2 Le sujet, complexe, déjoue toute vision sommaire, optimiste ou pessimiste. Certes, J. Glover penche du côté de l’optimisme mais, aux diverses questions qui se posent, il refuse d’apporter des réponses simples, préférant montrer la complexité des problèmes et la variété des situations. Le premier chapitre concerne les choix génétiques liés au handicap. Qu’est-ce qu’un handicap ? Est-il toujours défendable de choisir d’avoir un enfant qui en soit dépourvu et, à l’inverse, que faut-il penser du choix, dans certaines conditions, d’avoir un enfant qui soit, par exemple, sourd ? Le deuxième chapitre traite des conflits possibles entre la liberté de choix parentale et les intérêts de l’enfant. Enfin, le troisième chapitre aborde le thème des bébés « génétiquement modifiés » et de l’augmentation des capacités humaines.
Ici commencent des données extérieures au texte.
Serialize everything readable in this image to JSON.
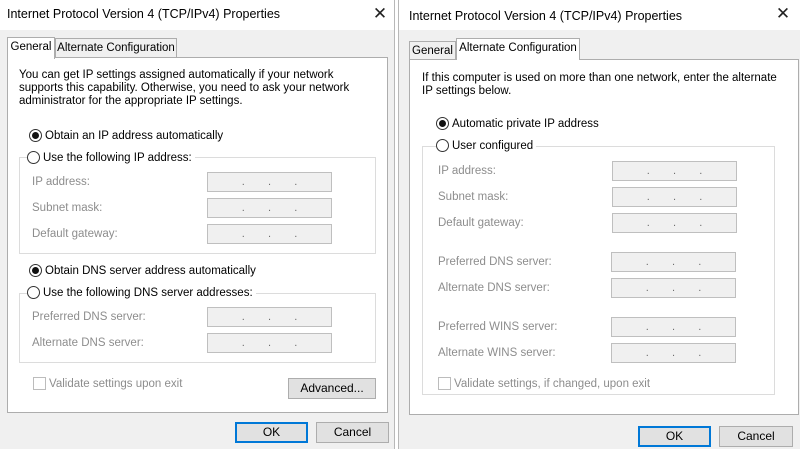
{
  "left": {
    "title": "Internet Protocol Version 4 (TCP/IPv4) Properties",
    "close_symbol": "✕",
    "tabs": [
      "General",
      "Alternate Configuration"
    ],
    "description": "You can get IP settings assigned automatically if your network supports this capability. Otherwise, you need to ask your network administrator for the appropriate IP settings.",
    "ip_auto_label": "Obtain an IP address automatically",
    "ip_manual_label": "Use the following IP address:",
    "ip_fields": [
      "IP address:",
      "Subnet mask:",
      "Default gateway:"
    ],
    "dns_auto_label": "Obtain DNS server address automatically",
    "dns_manual_label": "Use the following DNS server addresses:",
    "dns_fields": [
      "Preferred DNS server:",
      "Alternate DNS server:"
    ],
    "validate_label": "Validate settings upon exit",
    "advanced_label": "Advanced...",
    "ok_label": "OK",
    "cancel_label": "Cancel"
  },
  "right": {
    "title": "Internet Protocol Version 4 (TCP/IPv4) Properties",
    "close_symbol": "✕",
    "tabs": [
      "General",
      "Alternate Configuration"
    ],
    "description": "If this computer is used on more than one network, enter the alternate IP settings below.",
    "auto_private_label": "Automatic private IP address",
    "user_configured_label": "User configured",
    "ip_fields": [
      "IP address:",
      "Subnet mask:",
      "Default gateway:"
    ],
    "dns_fields": [
      "Preferred DNS server:",
      "Alternate DNS server:"
    ],
    "wins_fields": [
      "Preferred WINS server:",
      "Alternate WINS server:"
    ],
    "validate_label": "Validate settings, if changed, upon exit",
    "ok_label": "OK",
    "cancel_label": "Cancel"
  },
  "ip_dot": "."
}
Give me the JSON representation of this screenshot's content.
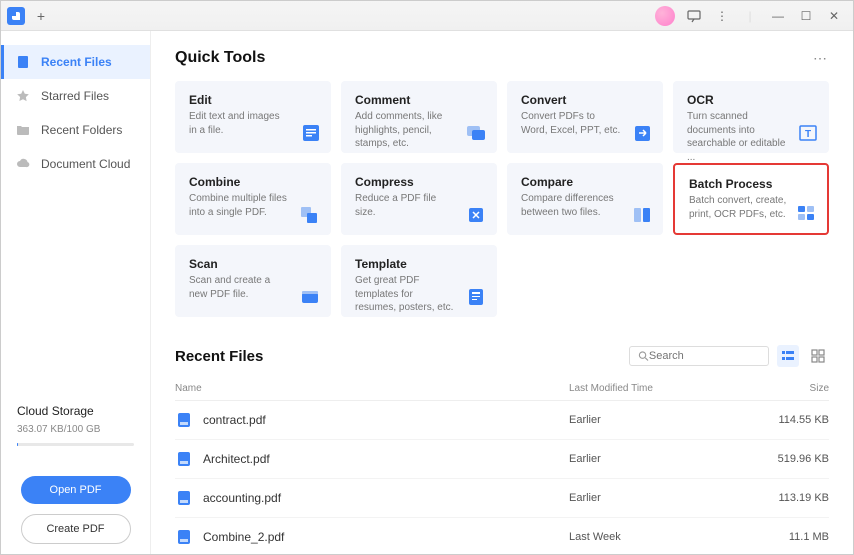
{
  "sidebar": {
    "items": [
      {
        "label": "Recent Files",
        "active": true
      },
      {
        "label": "Starred Files",
        "active": false
      },
      {
        "label": "Recent Folders",
        "active": false
      },
      {
        "label": "Document Cloud",
        "active": false
      }
    ],
    "storage": {
      "title": "Cloud Storage",
      "usage": "363.07 KB/100 GB"
    },
    "open_btn": "Open PDF",
    "create_btn": "Create PDF"
  },
  "quick_tools": {
    "title": "Quick Tools",
    "tools": [
      {
        "title": "Edit",
        "desc": "Edit text and images in a file."
      },
      {
        "title": "Comment",
        "desc": "Add comments, like highlights, pencil, stamps, etc."
      },
      {
        "title": "Convert",
        "desc": "Convert PDFs to Word, Excel, PPT, etc."
      },
      {
        "title": "OCR",
        "desc": "Turn scanned documents into searchable or editable ..."
      },
      {
        "title": "Combine",
        "desc": "Combine multiple files into a single PDF."
      },
      {
        "title": "Compress",
        "desc": "Reduce a PDF file size."
      },
      {
        "title": "Compare",
        "desc": "Compare differences between two files."
      },
      {
        "title": "Batch Process",
        "desc": "Batch convert, create, print, OCR PDFs, etc."
      },
      {
        "title": "Scan",
        "desc": "Scan and create a new PDF file."
      },
      {
        "title": "Template",
        "desc": "Get great PDF templates for resumes, posters, etc."
      }
    ]
  },
  "recent": {
    "title": "Recent Files",
    "search_placeholder": "Search",
    "columns": {
      "name": "Name",
      "time": "Last Modified Time",
      "size": "Size"
    },
    "files": [
      {
        "name": "contract.pdf",
        "time": "Earlier",
        "size": "114.55 KB"
      },
      {
        "name": "Architect.pdf",
        "time": "Earlier",
        "size": "519.96 KB"
      },
      {
        "name": "accounting.pdf",
        "time": "Earlier",
        "size": "113.19 KB"
      },
      {
        "name": "Combine_2.pdf",
        "time": "Last Week",
        "size": "11.1 MB"
      }
    ]
  }
}
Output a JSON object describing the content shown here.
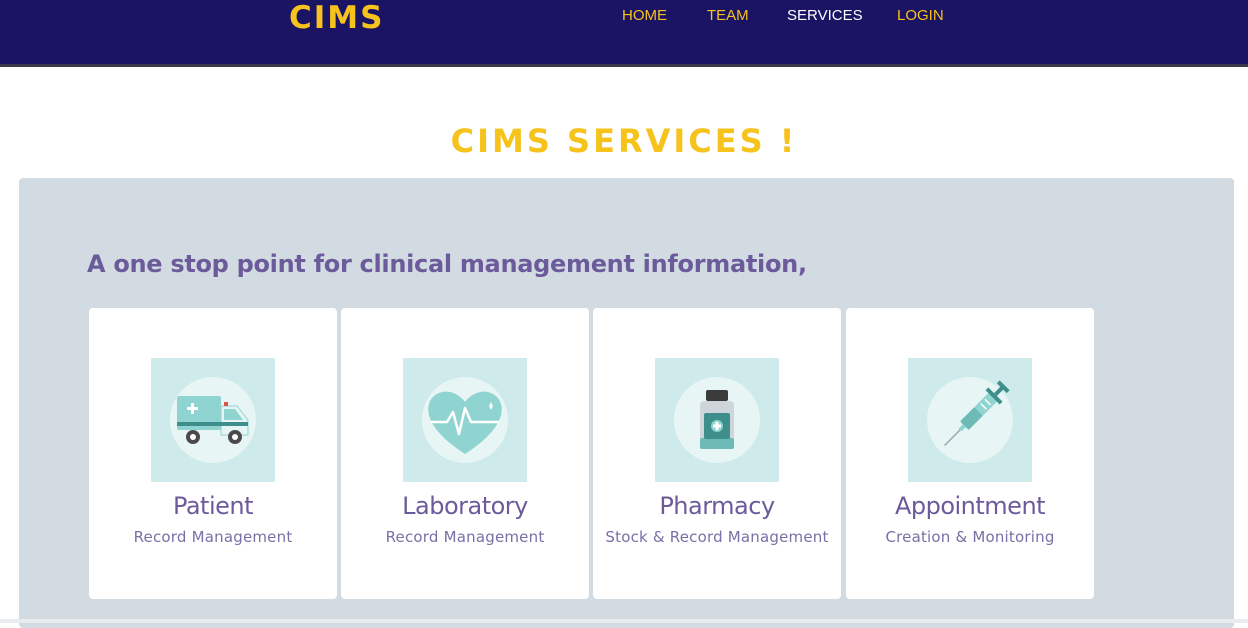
{
  "nav": {
    "brand": "CIMS",
    "links": [
      {
        "label": "HOME",
        "active": false
      },
      {
        "label": "TEAM",
        "active": false
      },
      {
        "label": "SERVICES",
        "active": true
      },
      {
        "label": "LOGIN",
        "active": false
      }
    ]
  },
  "section": {
    "title": "CIMS SERVICES !",
    "tagline": "A one stop point for clinical management information,"
  },
  "services": [
    {
      "title": "Patient",
      "subtitle": "Record Management",
      "icon": "ambulance-icon"
    },
    {
      "title": "Laboratory",
      "subtitle": "Record Management",
      "icon": "heart-pulse-icon"
    },
    {
      "title": "Pharmacy",
      "subtitle": "Stock & Record Management",
      "icon": "medicine-bottle-icon"
    },
    {
      "title": "Appointment",
      "subtitle": "Creation & Monitoring",
      "icon": "syringe-icon"
    }
  ],
  "colors": {
    "navbar": "#1b1464",
    "accent": "#f6c21c",
    "panel": "#d3dbe2",
    "text_purple": "#6c5b9b",
    "icon_bg": "#cfeaea",
    "icon_teal": "#8fd4d0"
  }
}
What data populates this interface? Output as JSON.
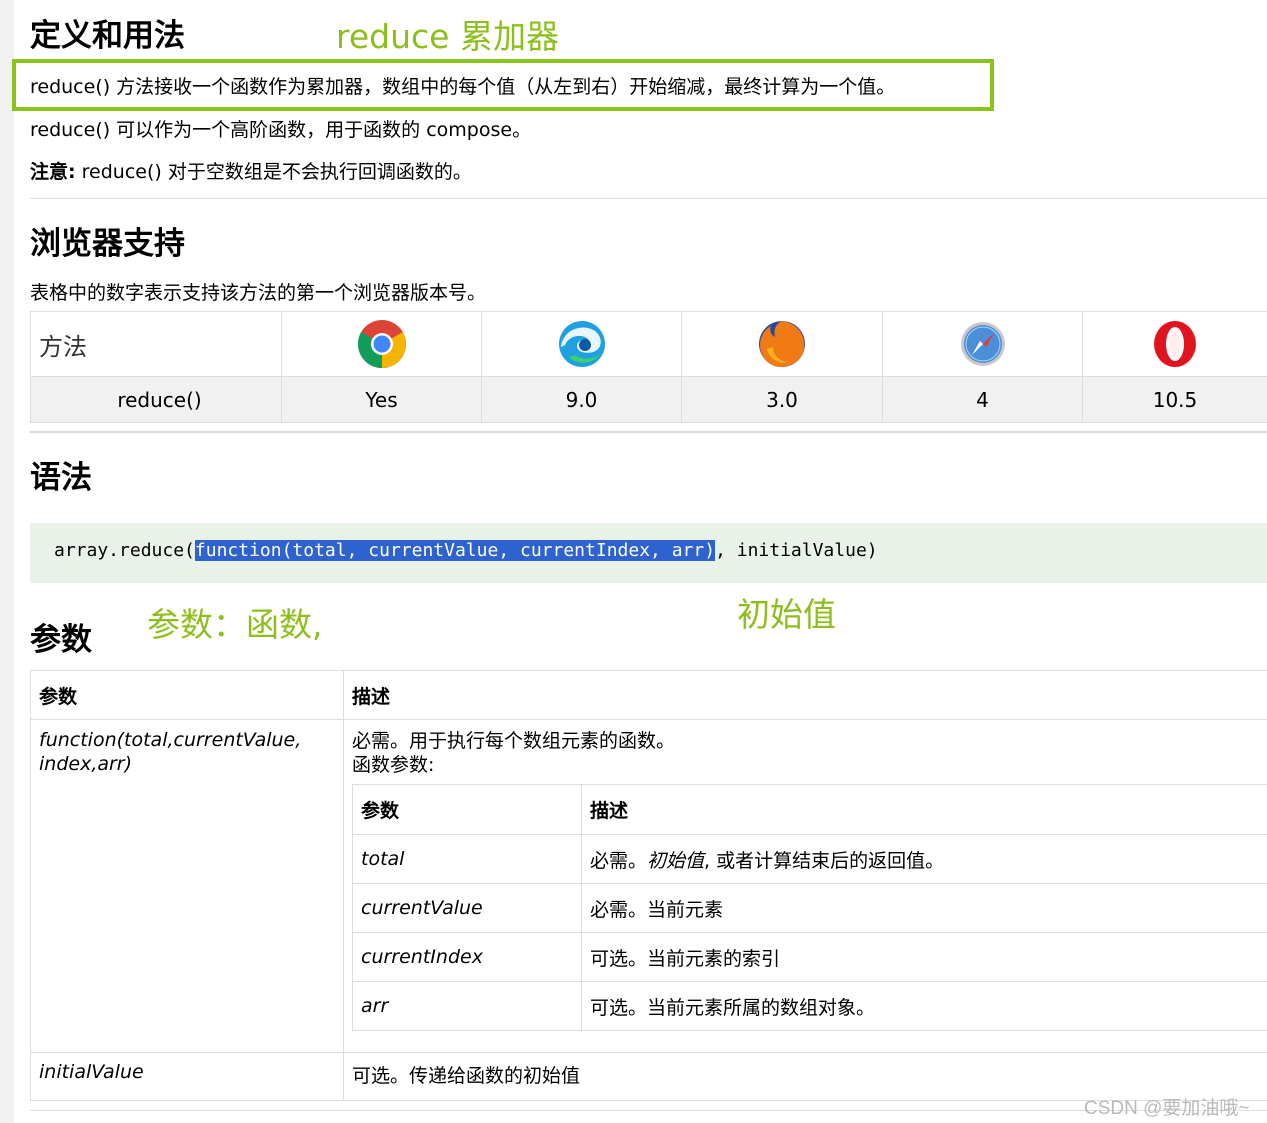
{
  "definition": {
    "heading": "定义和用法",
    "annotation": "reduce 累加器",
    "line1": "reduce() 方法接收一个函数作为累加器，数组中的每个值（从左到右）开始缩减，最终计算为一个值。",
    "line2": "reduce() 可以作为一个高阶函数，用于函数的 compose。",
    "note_label": "注意:",
    "note_text": " reduce() 对于空数组是不会执行回调函数的。"
  },
  "browser_support": {
    "heading": "浏览器支持",
    "desc": "表格中的数字表示支持该方法的第一个浏览器版本号。",
    "method_header": "方法",
    "browsers": [
      "chrome-icon",
      "edge-icon",
      "firefox-icon",
      "safari-icon",
      "opera-icon"
    ],
    "method": "reduce()",
    "versions": [
      "Yes",
      "9.0",
      "3.0",
      "4",
      "10.5"
    ]
  },
  "syntax": {
    "heading": "语法",
    "code_before": "array.reduce(",
    "code_selected": "function(total, currentValue, currentIndex, arr)",
    "code_after": ", initialValue)"
  },
  "params": {
    "heading": "参数",
    "annotation1": "参数：函数,",
    "annotation2": "初始值",
    "col_param": "参数",
    "col_desc": "描述",
    "row1_param": "function(total,currentValue, index,arr)",
    "row1_desc1": "必需。用于执行每个数组元素的函数。",
    "row1_desc2": "函数参数:",
    "inner_col_param": "参数",
    "inner_col_desc": "描述",
    "inner_rows": [
      {
        "param": "total",
        "desc_prefix": "必需。",
        "desc_ital": "初始值",
        "desc_suffix": ", 或者计算结束后的返回值。"
      },
      {
        "param": "currentValue",
        "desc_prefix": "必需。当前元素",
        "desc_ital": "",
        "desc_suffix": ""
      },
      {
        "param": "currentIndex",
        "desc_prefix": "可选。当前元素的索引",
        "desc_ital": "",
        "desc_suffix": ""
      },
      {
        "param": "arr",
        "desc_prefix": "可选。当前元素所属的数组对象。",
        "desc_ital": "",
        "desc_suffix": ""
      }
    ],
    "row2_param": "initialValue",
    "row2_desc": "可选。传递给函数的初始值"
  },
  "watermark": "CSDN @要加油哦~",
  "colors": {
    "annotation_green": "#8cbf1c",
    "selection_blue": "#2e62cf",
    "code_bg": "#e8f2e8"
  }
}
3 Au terme du premier chapitre, l’auteur écrit : « toutes choses égales par ailleurs, il est bon de réduire la fréquence des maladies et des handicaps » (p. 68). Mais s’en tenir là serait schématiser une analyse beaucoup plus subtile. J. Glover définit le handicap par contraste avec le « fonctionnement humain normal ». Il n’est pas simplement, comme le croit J. Harris, une « condition désavantageuse » qu’une personne rationnelle préférerait éviter. Néanmoins, le philosophe n’est pas dupe du flou que génère la notion de normalité. Le critère clé serait donc l’épanouissement humain : le handicap renvoie, à des degrés divers, à des fonctionnements qui empêchent l’épanouissement, même si ce dernier est à son tour délicat à définir. Autrement dit, « il n’y a rien en soi de condamnable dans l’intention d’avoir des enfants qui, parce qu’ils n’auront pas de handicap, naîtront avec de meilleures chances de s’épanouir » (p. 66). J. Glover admet toutefois la force de l’objection « expressiviste » : vouloir ne pas avoir d’enfant handicapé peut exprimer une « attitude répugnante » envers les personnes handicapées et menacer leur droit à un égal respect. Mais ce n’est pas forcément le cas. Si le critère de l’épanouissement humain est bien ce qui motive le choix, alors il s’agit de sentiments nobles qu’il faut « communiquer de façon suffisamment claire de manière à réduire, voire à éliminer, le préjudice redouté » (p. 69).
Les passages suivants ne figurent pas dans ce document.